It is not unusual for an exhibition of Friedrich Kunath’s paintings to be accompanied by something outrageous and unexpected. In both 2012 and 2017 he carpeted gallery floors, transforming them into soft, colorful fields dotted with sculptures, couches, socks, giant shoes and other incongruous objects. His latest exhibition “I Don’t Know The Place, But I Know How To Get There,” fills both floors of Blum & Poe. In the upper gallery, nested against the back window, is a glassed-in faux storefront where Kunath has installed pieces from previous exhibitions, including older paintings and sculptures, musical instruments, books, tennis rackets and balls, written notes and furniture. This quasi-studio/living space is presented as a sealed off display. It begs for close-up scrutiny, as it serves as the key to the exhibition by providing context to many of the other works, yet no access is permitted.
Kunath’s large-scale oils often take their point of departure from 18th and 19th century Romantic landscape paintings, but rather than explore man’s blissful relationship with nature and the sublime, the works are sardonic investigations filled with irony and wit. Many of Kunath’s titles are reminiscent of melancholic song lyrics, and in the upstairs installation there are numerous albums, as well as references, to the pop singer/songwriter Morrissey. In paintings with titles such as Looking Back, I Should’ve Been Home More; I Should’ve Left A Long Time Ago; In Memory Of My Memories; I Think I’m Going To Stay For A While; Return To Forever and Coming Home Was As Beautiful As Going Away (2022-23), he juxtaposes realistic depictions of mountains, seascapes, rivers, sunsets, rainbows and billowing clouds (some in the shape of guitars) with cartoon characters, snippets of text from song lyrics scratched into the wet paint and other references to popular culture, to create a visual and emotional disconnect that unleashes a sense of unease and dislocation.
This is most evident in Coming Home Was As Beautiful As Going Away (2022) which, at first glance, appears to be a large mountain peak surrounded by pink and orange hues as it juts up into the sky above the clouds. Upon closer examination, the triangular shaped foreground is transformed into the wing of a large airplane flying through the sky.

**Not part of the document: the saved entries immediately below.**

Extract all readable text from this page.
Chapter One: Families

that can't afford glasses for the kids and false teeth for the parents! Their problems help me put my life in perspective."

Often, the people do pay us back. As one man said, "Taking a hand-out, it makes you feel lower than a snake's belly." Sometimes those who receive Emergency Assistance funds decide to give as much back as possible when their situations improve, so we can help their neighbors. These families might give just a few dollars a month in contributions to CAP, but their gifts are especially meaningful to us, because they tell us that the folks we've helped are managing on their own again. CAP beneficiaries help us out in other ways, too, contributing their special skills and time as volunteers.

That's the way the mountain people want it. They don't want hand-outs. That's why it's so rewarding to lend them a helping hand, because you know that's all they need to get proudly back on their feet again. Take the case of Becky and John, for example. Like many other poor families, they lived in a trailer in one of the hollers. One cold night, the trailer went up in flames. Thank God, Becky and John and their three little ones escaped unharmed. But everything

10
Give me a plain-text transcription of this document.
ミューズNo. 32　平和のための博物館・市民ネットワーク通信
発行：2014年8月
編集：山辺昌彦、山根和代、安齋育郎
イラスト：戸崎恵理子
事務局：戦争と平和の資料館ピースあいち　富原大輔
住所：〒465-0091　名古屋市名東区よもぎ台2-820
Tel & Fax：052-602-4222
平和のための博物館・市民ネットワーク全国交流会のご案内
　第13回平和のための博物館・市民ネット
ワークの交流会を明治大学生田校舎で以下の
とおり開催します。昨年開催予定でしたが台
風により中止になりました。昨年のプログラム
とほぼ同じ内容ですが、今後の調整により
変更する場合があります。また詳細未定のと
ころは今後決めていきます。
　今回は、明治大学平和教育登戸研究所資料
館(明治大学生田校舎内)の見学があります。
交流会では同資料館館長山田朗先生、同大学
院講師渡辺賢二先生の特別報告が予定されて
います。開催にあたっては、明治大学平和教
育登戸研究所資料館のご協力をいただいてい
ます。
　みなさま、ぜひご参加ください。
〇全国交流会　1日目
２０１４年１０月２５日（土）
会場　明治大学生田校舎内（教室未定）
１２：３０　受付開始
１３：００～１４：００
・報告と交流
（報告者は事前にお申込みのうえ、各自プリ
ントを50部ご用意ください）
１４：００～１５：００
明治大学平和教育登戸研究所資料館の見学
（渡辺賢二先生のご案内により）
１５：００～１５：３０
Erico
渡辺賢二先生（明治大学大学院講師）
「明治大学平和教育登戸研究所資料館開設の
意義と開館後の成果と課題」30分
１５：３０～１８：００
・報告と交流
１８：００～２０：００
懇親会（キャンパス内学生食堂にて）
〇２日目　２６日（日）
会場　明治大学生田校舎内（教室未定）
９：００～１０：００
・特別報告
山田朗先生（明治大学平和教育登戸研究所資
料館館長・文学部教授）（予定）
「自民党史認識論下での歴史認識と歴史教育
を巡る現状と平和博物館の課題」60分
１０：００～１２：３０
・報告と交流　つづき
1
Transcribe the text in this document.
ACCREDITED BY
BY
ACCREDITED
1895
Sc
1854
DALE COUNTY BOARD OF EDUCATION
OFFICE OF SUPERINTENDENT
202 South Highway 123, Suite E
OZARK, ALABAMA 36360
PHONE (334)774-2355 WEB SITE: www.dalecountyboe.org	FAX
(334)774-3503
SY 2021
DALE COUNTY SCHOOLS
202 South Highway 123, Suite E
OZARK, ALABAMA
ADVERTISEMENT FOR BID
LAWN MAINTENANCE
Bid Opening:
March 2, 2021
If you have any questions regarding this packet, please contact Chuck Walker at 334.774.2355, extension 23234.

Handwritten black words spelling out the paintings title follow the contour of the side of the wing and float off the edge, disappearing into the sky. Return To Forever (2022-2023) is a huge horizontal painting spanning 12 feet. In it, a rainbow arches across the top portion of the painting above a lush green field bisected by a narrow receding road. A line of crops parallels the horizon, and when it crosses the road it becomes a tennis net, somehow evoking awe, confusion and humor.
Hastily scrawled words and phrases are often embedded into Kunaths’s paint surfaces, either suspended in the sky or etched into less impastoed areas. It is not unusual for him to combine carefully rendered sections or swaths of thick color that bulge from the surface with flatly painted cartoon characters who appear both at home and out of place in his landscapes. Cars, as well as bits of imagery culled from advertisements and popular culture, often disrupt beautiful and majestic settings, prompting viewers to puzzle out why. Kunath’s juxtapositions are as interesting as they are surprising, and inject a new narrative direction into traditional landscape painting that otherwise might be construed as banal or obvious.